A Mennonite artist in the Canadian landscape

Russian refugee’s many trips to Canada creates lasting legacy

March 8, 2010 | Artbeat | Number 5
By Dave Rogalsky | Eastern Canada Correspondent

A cornucopia of events and exhibits in Waterloo Region has celebrated the centenary of artist Woldemar Neufeld’s birth.

Shows in St. Jacobs, at the Waterloo Children’s Museum, Kuntz Gallery in Waterloo, and the Gallery on the Grand in Kitchener have highlighted the painting, drawing and block printing of the artist, who was born in 1909 in Russia and died in 2002 in New Milford, Conn., where he had lived for many years.

To top it off, Paul Tiessen and Hildi Froese Tiessen have created Woldemar Neufeld’s Canada: A Mennonite Artist in the Canadian Landscape 1925-1995, a new book of Neufeld’s Canadian work, published by Wilfrid Laurier University Press. Beginning in 1925, when he came to Canada as part of the Mennonite exodus from Soviet Russia, his carefully crafted works have been a joy for many collectors.

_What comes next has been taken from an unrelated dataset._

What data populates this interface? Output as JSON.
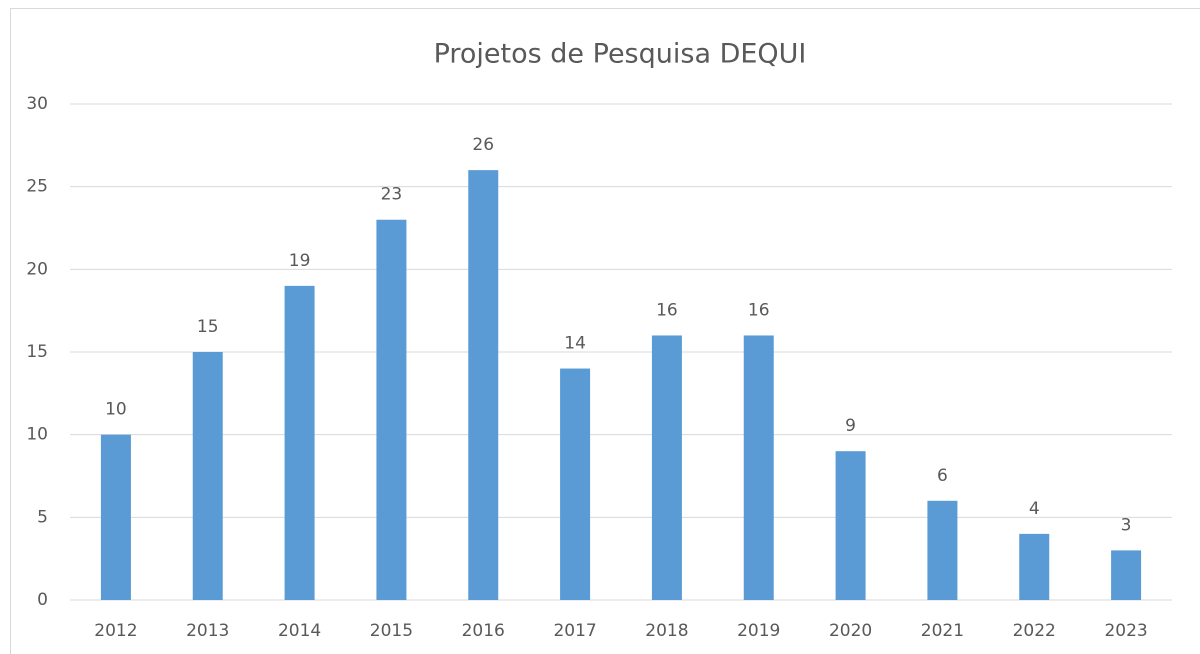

Showing the engineering drawing craft of his father, who was executed by the Bolsheviks, Neufeld, who was a commercial artist early in his career, was the master of perspective. Unlike the Group of Seven’s iconic Canadian wilderness paintings, Neufeld’s work almost always included the human in the landscape. His “In the Midst of Life,” a painting of a windrow of tree stumps, includes rows of corn in the background, and a barn roof in the distance.

Numerous interviewers heard Neufeld say that, after being hunted by the authorities in Russia, coming to Canada was a profound experience of freedom, continuity and joy. The Tiessens write, “As an artist in diaspora, Neufeld sought and found a way of expressing his own amazement and elation, his pleasure and his gratitude for the deeply satisfying discovery of a new home.”

A Mennonite by birth, culture, confession of faith and baptism, Neufeld seldom painted explicitly religious themes, finding that the church did not support art in a way that one could live from the proceeds. Instead, he turned to galleries and schools to sell and teach, both in Canada and the U.S.

But he continued to see himself as a product of his religious heritage. His stepfather, Jacob H. Janzen, was a church leader and bishop in the United Mennonite Conference in Ontario. Neufeld responded in hope to his difficult childhood, looking for goodness in the creation and the human world.

The Tiessens’ book is a careful look at Neufeld’s work, comparing and contrasting him to his contemporaries: Homer Watson, the Group of Seven, and, as his long life unfolded, many of the painters of the 20th century. It is illustrated with many plates, showing his work and influences. The Tiessens have gathered material from a treasure trove of correspondence and journals that became available after Neufeld’s death, and that of his widow, Peggy (Conrad) Neufeld, in 2008. The writings track his many trips to Canada—making him a Canadian artist—even though he was born in Russia and lived in the U.S.

Neufeld’s son, Laurence, and his wife, Monika McKillen, edited the book.

Paul Tiessen and Hildi Froese Tiessen sign copies of their new book, Woldemar Neufeld’s Canada: A Mennonite Artist in the Canadian Landscape 1925-1995, on Jan. 23 at the Gallery on the Grand, Kitchener, Ont., within sight of several of Neufeld’s subjects—the Bridgeport Mill and the site of the original Bridgeport bridge over the Grand River.